You’ll never know whether it works because there is no measurement instrument that can distinguish between natural climate variations and those due to particulates, CO2, etc. If you seed the oceans with iron, or spit out a bunch of soot, or whatever, and global temperatures drop, how are you going to conclusively determine whether the decrease was due to your “engineering” activities? You’d have to conduct essentially a millenial-scale experiment that seeds oceans for 5 decades, then stop for the next five decades, and repeat about 20 times to gather enough statistics to show any causal relationship. That’s why I mock the term “engineering” as applied to the climate.
To follow up on the last post – even after you have shown a general causal relationship, you still have to quantify it to know how much X you need to add to the air/oceans to get Y change in temperature. All of this is beyond the ability of science.
If there were some magic scientific procedure that could quantify the effect that substance A has on system X, which avoids the hassle of actually testing for the effect in a controlled manner, don’t you think that epidemiologists would be using it? Why do we bother performing actual crash tests on new cars? Just do a computer simulation and call it quits. If climate “scientists” can quantify and determine impacts using computer models and by coming together and agreeing on numbers, why is it that scientists in other disciples don’t follow suit and save themselves the time and expense of all that pesky experimentation stuff? Got a new aircraft design? Get a computer to tell you if it can fly and jump straight to the production runs. I’m sure the public will hop right on without asking silly questions about whether the prototypes did OK.
DD More:
Your post at June 4, 2014 at 11:07 am says to me
No. As I said, your analogy is wrong.
You are comparing
(a) the effect of a large emission from a single source at one place of a substance which washes out of the atmosphere in days
with
(b) the effect of a much smaller total emission from very many sources of the substance when the sources are distributed over very large areas.

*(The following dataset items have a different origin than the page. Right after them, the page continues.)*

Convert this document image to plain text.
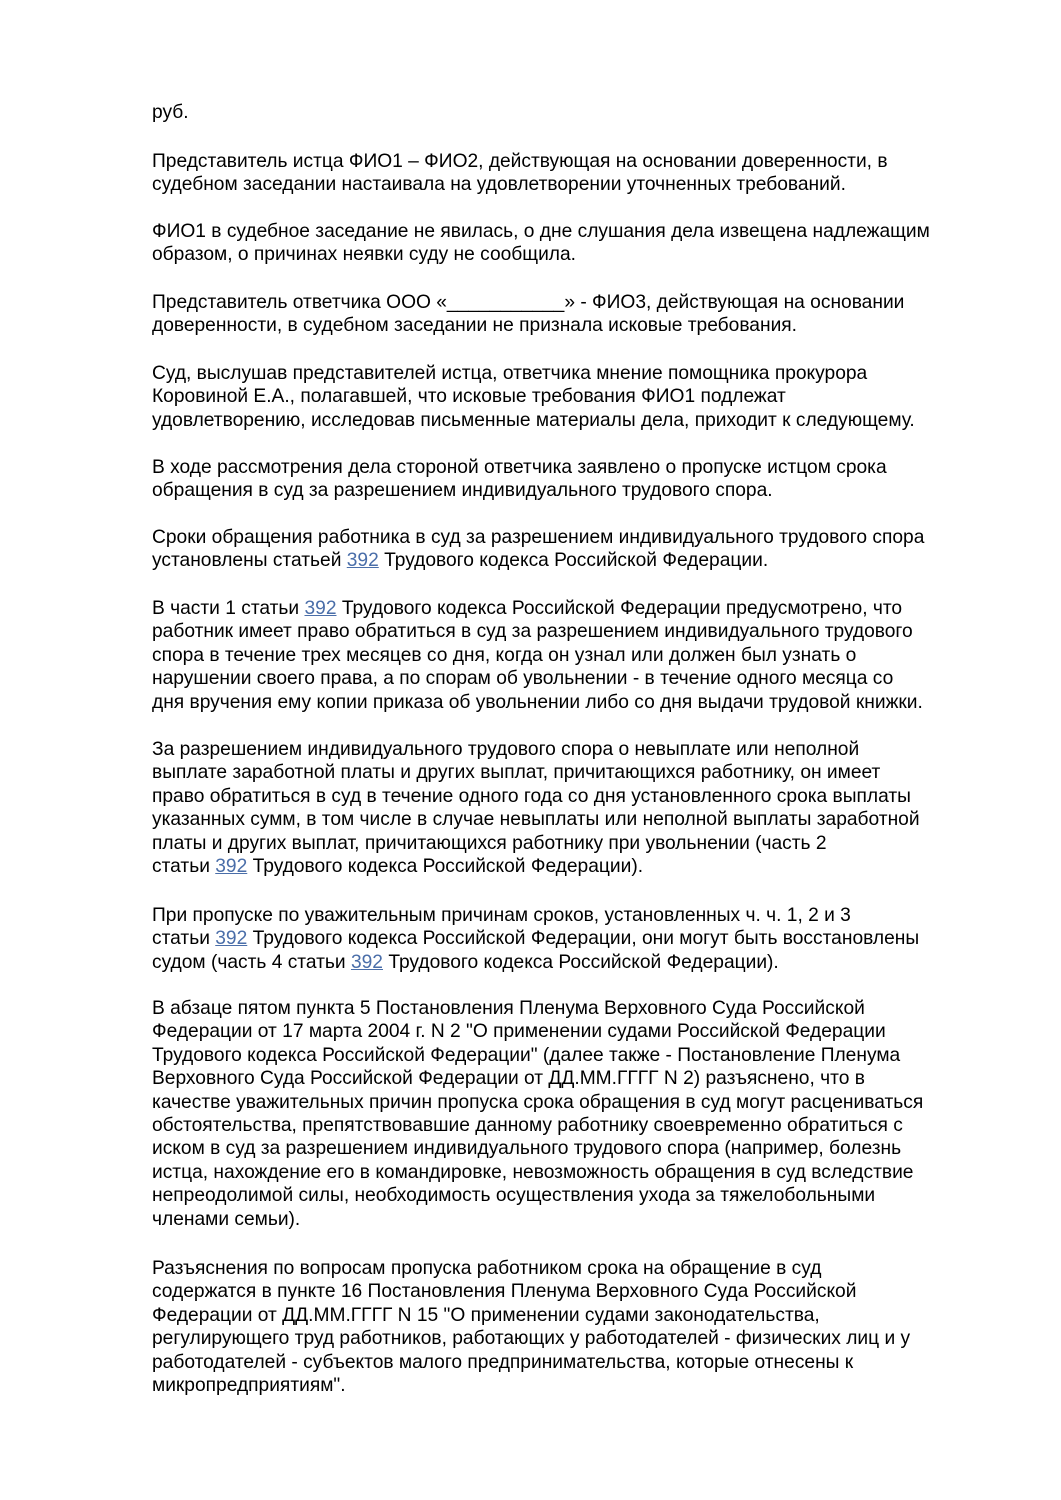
руб.

Представитель истца ФИО1 – ФИО2, действующая на основании доверенности, в
судебном заседании настаивала на удовлетворении уточненных требований.

ФИО1 в судебное заседание не явилась, о дне слушания дела извещена надлежащим
образом, о причинах неявки суду не сообщила.

Представитель ответчика ООО «___________» - ФИО3, действующая на основании
доверенности, в судебном заседании не признала исковые требования.

Суд, выслушав представителей истца, ответчика мнение помощника прокурора
Коровиной Е.А., полагавшей, что исковые требования ФИО1 подлежат
удовлетворению, исследовав письменные материалы дела, приходит к следующему.

В ходе рассмотрения дела стороной ответчика заявлено о пропуске истцом срока
обращения в суд за разрешением индивидуального трудового спора.

Сроки обращения работника в суд за разрешением индивидуального трудового спора
установлены статьей 392 Трудового кодекса Российской Федерации.

В части 1 статьи 392 Трудового кодекса Российской Федерации предусмотрено, что
работник имеет право обратиться в суд за разрешением индивидуального трудового
спора в течение трех месяцев со дня, когда он узнал или должен был узнать о
нарушении своего права, а по спорам об увольнении - в течение одного месяца со
дня вручения ему копии приказа об увольнении либо со дня выдачи трудовой книжки.

За разрешением индивидуального трудового спора о невыплате или неполной
выплате заработной платы и других выплат, причитающихся работнику, он имеет
право обратиться в суд в течение одного года со дня установленного срока выплаты
указанных сумм, в том числе в случае невыплаты или неполной выплаты заработной
платы и других выплат, причитающихся работнику при увольнении (часть 2
статьи 392 Трудового кодекса Российской Федерации).

При пропуске по уважительным причинам сроков, установленных ч. ч. 1, 2 и 3
статьи 392 Трудового кодекса Российской Федерации, они могут быть восстановлены
судом (часть 4 статьи 392 Трудового кодекса Российской Федерации).

В абзаце пятом пункта 5 Постановления Пленума Верховного Суда Российской
Федерации от 17 марта 2004 г. N 2 "О применении судами Российской Федерации
Трудового кодекса Российской Федерации" (далее также - Постановление Пленума
Верховного Суда Российской Федерации от ДД.ММ.ГГГГ N 2) разъяснено, что в
качестве уважительных причин пропуска срока обращения в суд могут расцениваться
обстоятельства, препятствовавшие данному работнику своевременно обратиться с
иском в суд за разрешением индивидуального трудового спора (например, болезнь
истца, нахождение его в командировке, невозможность обращения в суд вследствие
непреодолимой силы, необходимость осуществления ухода за тяжелобольными
членами семьи).

Разъяснения по вопросам пропуска работником срока на обращение в суд
содержатся в пункте 16 Постановления Пленума Верховного Суда Российской
Федерации от ДД.ММ.ГГГГ N 15 "О применении судами законодательства,
регулирующего труд работников, работающих у работодателей - физических лиц и у
работодателей - субъектов малого предпринимательства, которые отнесены к
микропредприятиям".
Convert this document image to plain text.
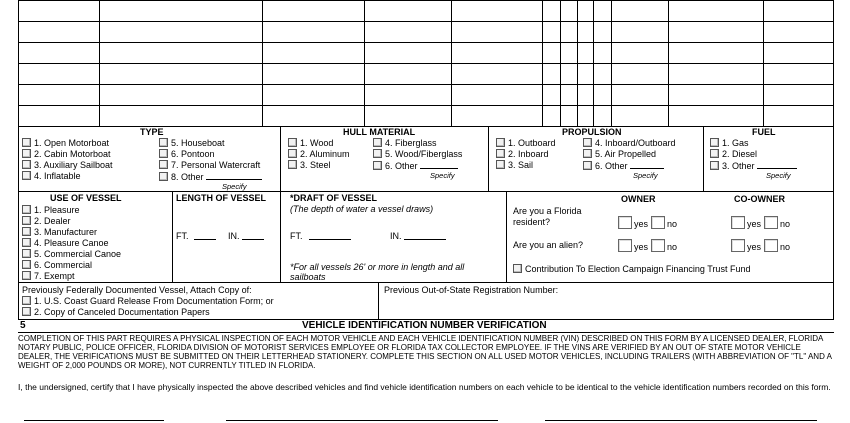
TYPE
1. Open Motorboat
2. Cabin Motorboat
3. Auxiliary Sailboat
4. Inflatable
5. Houseboat
6. Pontoon
7. Personal Watercraft
8. Other
Specify
HULL MATERIAL
1. Wood
2. Aluminum
3. Steel
4. Fiberglass
5. Wood/Fiberglass
6. Other
Specify
PROPULSION
1. Outboard
2. Inboard
3. Sail
4. Inboard/Outboard
5. Air Propelled
6. Other
Specify
FUEL
1. Gas
2. Diesel
3. Other
Specify
USE OF VESSEL
1. Pleasure
2. Dealer
3. Manufacturer
4. Pleasure Canoe
5. Commercial Canoe
6. Commercial
7. Exempt
LENGTH OF VESSEL
FT.	IN.
*DRAFT OF VESSEL
(The depth of water a vessel draws)
FT.	IN.
*For all vessels 26' or more in length and all
sailboats
OWNER	CO-OWNER
Are you a Florida
resident?	yes	no	yes	no
Are you an alien?	yes	no	yes	no
Contribution To Election Campaign Financing Trust Fund
Previously Federally Documented Vessel, Attach Copy of:
1. U.S. Coast Guard Release From Documentation Form; or
2. Copy of Canceled Documentation Papers
Previous Out-of-State Registration Number:
5	VEHICLE IDENTIFICATION NUMBER VERIFICATION
COMPLETION OF THIS PART REQUIRES A PHYSICAL INSPECTION OF EACH MOTOR VEHICLE AND EACH VEHICLE IDENTIFICATION NUMBER (VIN) DESCRIBED ON THIS FORM BY A LICENSED DEALER, FLORIDA NOTARY PUBLIC, POLICE OFFICER, FLORIDA DIVISION OF MOTORIST SERVICES EMPLOYEE OR FLORIDA TAX COLLECTOR EMPLOYEE. IF THE VINS ARE VERIFIED BY AN OUT OF STATE MOTOR VEHICLE DEALER, THE VERIFICATIONS MUST BE SUBMITTED ON THEIR LETTERHEAD STATIONERY. COMPLETE THIS SECTION ON ALL USED MOTOR VEHICLES, INCLUDING TRAILERS (WITH ABBREVIATION OF "TL" AND A WEIGHT OF 2,000 POUNDS OR MORE), NOT CURRENTLY TITLED IN FLORIDA.
I, the undersigned, certify that I have physically inspected the above described vehicles and find vehicle identification numbers on each vehicle to be identical to the vehicle identification numbers recorded on this form.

The effect of interest is cloud cover and the emitted SO2 nucleates cloud condensation formation. The distributed small emission will have large effect on total cloud cover.
Any increase to the emission from your single source will have no discernible effect because the increased emission will be transported to the ground before it can reach an area where the additional nucleation has not been induced.
You need to “get your head around” the subject under discussion before seeking analogies for it.